10. 10. The use of a compound of formula (I) or a pharmaceutically acceptable salt, solvate or composition thereof, as defined in any one of claims 1 to 8 and 9, respectively, for the manufacture of a medicament for treating a disease for the one that indicates an ORLL antagonist
11. 11. A use according to claim 10 wherein the disease is selected from pain, sleep disorders, eating disorders including anorexia and bulimia; anxiety and stress states; diseases of the immune system; locomotor disorders; memory loss, cognitive disorders and dementia including senile dementia, Alzheimer's disease, Parkinson's disease or other neurodegenerative pathologies; epilepsy or seizure and symptoms associated with them; a central nervous system disorder related to the action of glutamate release, anti-epileptic action, alteration of spatial memory, release of serotonin, anxiolytic action, mesolimbic dopaminergic transmission, welfare properties of drugs of abuse, modulation of the effects of striated muscle and the effects of glutamate on locomotor activity; cardiovascular disorders including hypotension, bradycardia and stroke; kidney disorders including water excretion, sodium ion excretion and syndrome of inappropriate secretion of antidiuretic hormone (SIADH); gastrointestinal disorders; respiratory tract disorders including respiratory distress syndrome in adults (ARDS); autonomic disorders including suppression of the micturition reflex; metabolic disorders including obesity; cirrhosis with ascites; sexual dysfunctions; altered lung function including obstructive pulmonary disease; and tolerance or dependence on a narcotic analgesic.

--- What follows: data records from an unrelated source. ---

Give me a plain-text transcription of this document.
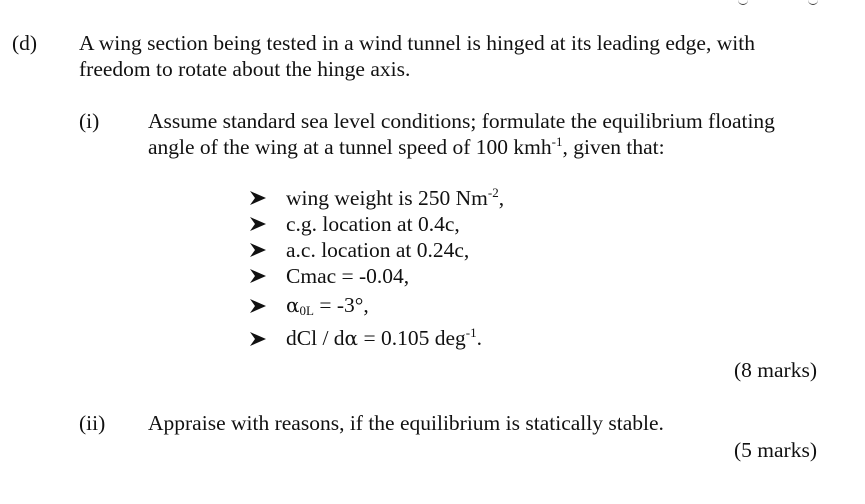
(d) A wing section being tested in a wind tunnel is hinged at its leading edge, with
freedom to rotate about the hinge axis.
(i) Assume standard sea level conditions; formulate the equilibrium floating
angle of the wing at a tunnel speed of 100 kmh$^{-1}$, given that:
wing weight is 250 $Nm^{-2}$,
c.g. location at 0.4c,
a.c. location at 0.24c,
Cmac = -0.04,
$\alpha_{0L} = -3^\circ$,
dCl / dα = 0.105 deg$^{-1}$.
(8 marks)
(ii) Appraise with reasons, if the equilibrium is statically stable.
(5 marks)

12. 12. A use according to claim 10 or claim 11 wherein the disease is pain, sleep disorders, eating disorders including anorexia and bulimia; stress states; memory loss, cognitive disorders, gastrointestinal disorders; sexual dysfunctions; tolerance or dependence to a narcotic analgesic.

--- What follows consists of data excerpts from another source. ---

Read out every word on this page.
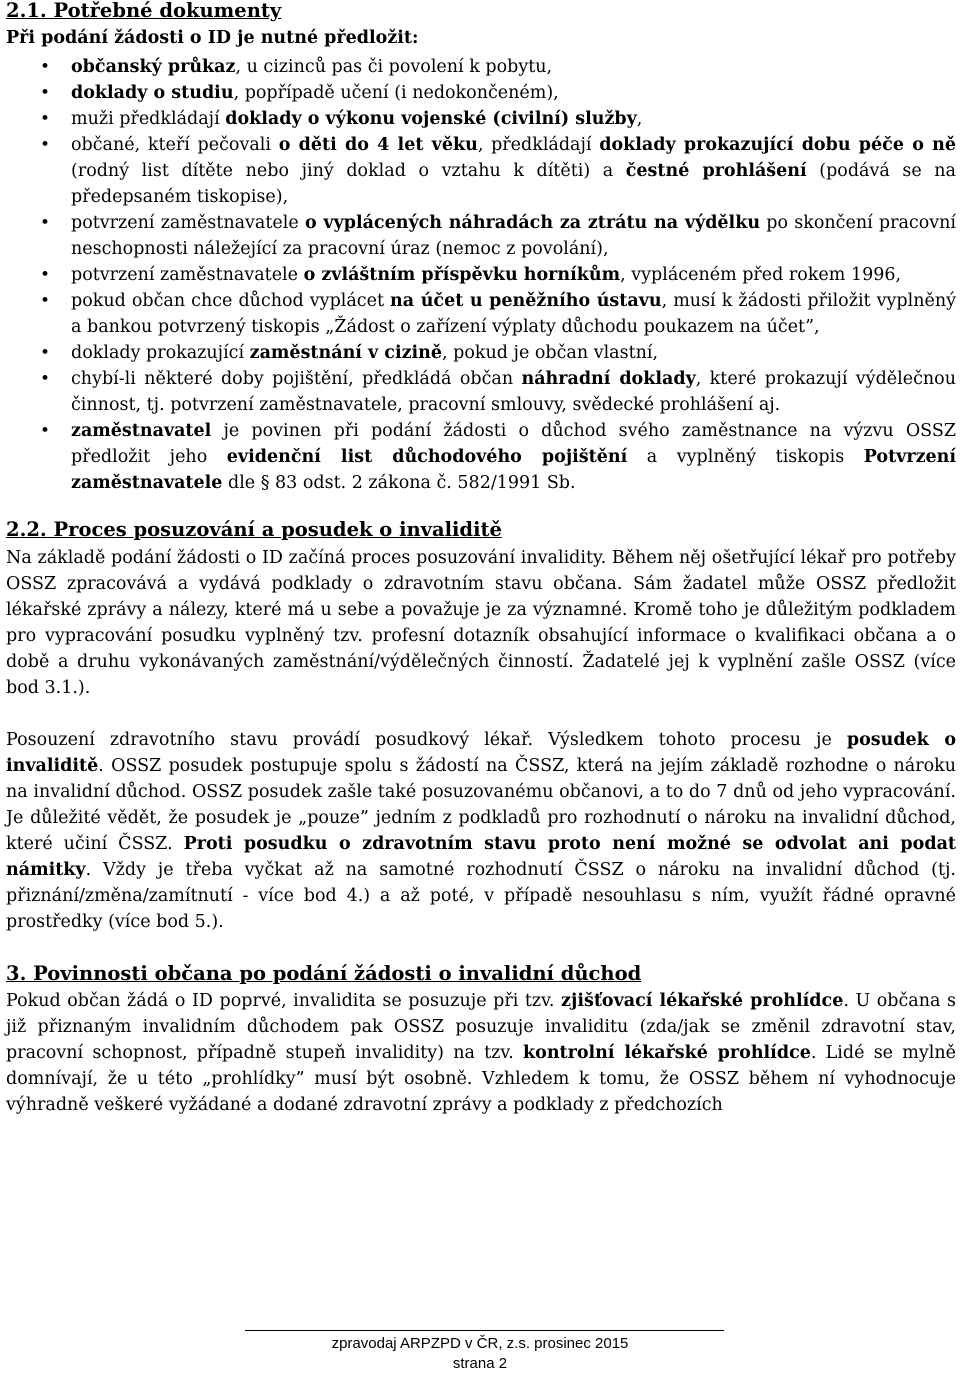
2.1. Potřebné dokumenty

Při podání žádosti o ID je nutné předložit:

• občanský průkaz, u cizinců pas či povolení k pobytu,
• doklady o studiu, popřípadě učení (i nedokončeném),
• muži předkládají doklady o výkonu vojenské (civilní) služby,
• občané, kteří pečovali o děti do 4 let věku, předkládají doklady prokazující dobu péče o ně (rodný list dítěte nebo jiný doklad o vztahu k dítěti) a čestné prohlášení (podává se na předepsaném tiskopise),
• potvrzení zaměstnavatele o vyplácených náhradách za ztrátu na výdělku po skončení pracovní neschopnosti náležející za pracovní úraz (nemoc z povolání),
• potvrzení zaměstnavatele o zvláštním příspěvku horníkům, vypláceném před rokem 1996,
• pokud občan chce důchod vyplácet na účet u peněžního ústavu, musí k žádosti přiložit vyplněný a bankou potvrzený tiskopis „Žádost o zařízení výplaty důchodu poukazem na účet”,
• doklady prokazující zaměstnání v cizině, pokud je občan vlastní,
• chybí-li některé doby pojištění, předkládá občan náhradní doklady, které prokazují výdělečnou činnost, tj. potvrzení zaměstnavatele, pracovní smlouvy, svědecké prohlášení aj.
• zaměstnavatel je povinen při podání žádosti o důchod svého zaměstnance na výzvu OSSZ předložit jeho evidenční list důchodového pojištění a vyplněný tiskopis Potvrzení zaměstnavatele dle § 83 odst. 2 zákona č. 582/1991 Sb.
2.2. Proces posuzování a posudek o invaliditě

Na základě podání žádosti o ID začíná proces posuzování invalidity. Během něj ošetřující lékař pro potřeby OSSZ zpracovává a vydává podklady o zdravotním stavu občana. Sám žadatel může OSSZ předložit lékařské zprávy a nálezy, které má u sebe a považuje je za významné. Kromě toho je důležitým podkladem pro vypracování posudku vyplněný tzv. profesní dotazník obsahující informace o kvalifikaci občana a o době a druhu vykonávaných zaměstnání/výdělečných činností. Žadatelé jej k vyplnění zašle OSSZ (více bod 3.1.).

Posouzení zdravotního stavu provádí posudkový lékař. Výsledkem tohoto procesu je posudek o invaliditě. OSSZ posudek postupuje spolu s žádostí na ČSSZ, která na jejím základě rozhodne o nároku na invalidní důchod. OSSZ posudek zašle také posuzovanému občanovi, a to do 7 dnů od jeho vypracování. Je důležité vědět, že posudek je „pouze” jedním z podkladů pro rozhodnutí o nároku na invalidní důchod, které učiní ČSSZ. Proti posudku o zdravotním stavu proto není možné se odvolat ani podat námitky. Vždy je třeba vyčkat až na samotné rozhodnutí ČSSZ o nároku na invalidní důchod (tj. přiznání/změna/zamítnutí - více bod 4.) a až poté, v případě nesouhlasu s ním, využít řádné opravné prostředky (více bod 5.).

3. Povinnosti občana po podání žádosti o invalidní důchod

Pokud občan žádá o ID poprvé, invalidita se posuzuje při tzv. zjišťovací lékařské prohlídce. U občana s již přiznaným invalidním důchodem pak OSSZ posuzuje invaliditu (zda/jak se změnil zdravotní stav, pracovní schopnost, případně stupeň invalidity) na tzv. kontrolní lékařské prohlídce. Lidé se mylně domnívají, že u této „prohlídky” musí být osobně. Vzhledem k tomu, že OSSZ během ní vyhodnocuje výhradně veškeré vyžádané a dodané zdravotní zprávy a podklady z předchozích

zpravodaj ARPZPD v ČR, z.s. prosinec 2015
strana 2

13. 13. A method of treating a mammal, including a human, to treat a disease for which an ORL1 antagonist is indicated, including treating said mammal with an effective amount of a compound of formula (I) or with a salt, solvate or pharmaceutically acceptable composition thereof, as defined in any one of claims 1 to 7 and 8, respectively.

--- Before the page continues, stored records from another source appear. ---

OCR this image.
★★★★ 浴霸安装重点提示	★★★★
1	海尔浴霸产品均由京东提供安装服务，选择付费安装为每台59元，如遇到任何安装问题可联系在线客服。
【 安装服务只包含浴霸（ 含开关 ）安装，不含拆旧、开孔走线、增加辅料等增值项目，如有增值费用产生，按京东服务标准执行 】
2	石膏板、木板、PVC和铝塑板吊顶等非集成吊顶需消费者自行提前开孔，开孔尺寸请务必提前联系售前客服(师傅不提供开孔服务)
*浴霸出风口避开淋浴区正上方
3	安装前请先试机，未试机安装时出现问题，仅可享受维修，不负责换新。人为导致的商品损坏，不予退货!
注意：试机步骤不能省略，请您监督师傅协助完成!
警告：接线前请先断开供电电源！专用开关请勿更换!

14. 14. A method according to claim 13 wherein the disease is selected from pain; sleep disorders, eating disorders including anorexia and bulimia; anxiety and stress states; diseases of the immune system; locomotor disorders; memory loss, cognitive disorders and dementia including senile dementia, Alzheimer's disease, Parkinson's disease or other neurodegenerative pathologies; epilepsy or seizure and symptoms associated with them; a central nervous system disorder related to the action of glutamate release, anti-epileptic action, alteration of spatial memory, release of serotonin, anxiolytic action, mesolimbic dopaminergic transmission, welfare properties of drugs of abuse, modulation of the effects of striated muscle and the effects of glutamate on locomotor activity; cardiovascular disorders including hypotension, bradycardia and stroke; kidney disorders including water excretion, sodium ion excretion and syndrome of inappropriate secretion of antidiuretic hormone (SIADH); gastrointestinal disorders; respiratory tract disorders including respiratory distress syndrome in adults (ARDS); autonomic disorders including suppression of the micturition reflex; metabolic disorders including obesity; cirrhosis with ascites; sexual dysfunctions; altered lung function including obstructive pulmonary disease; and tolerance or dependence on a narcotic analgesic.
15. 15. A method according to claim 13 or claim 14 wherein the disease is selected from pain, sleep disorders, eating disorders including anorexia and bulimia; stress states; memory loss, cognitive disorders, gastrointestinal disorders; sexual dysfunctions; tolerance or dependence to a narcotic analgesic.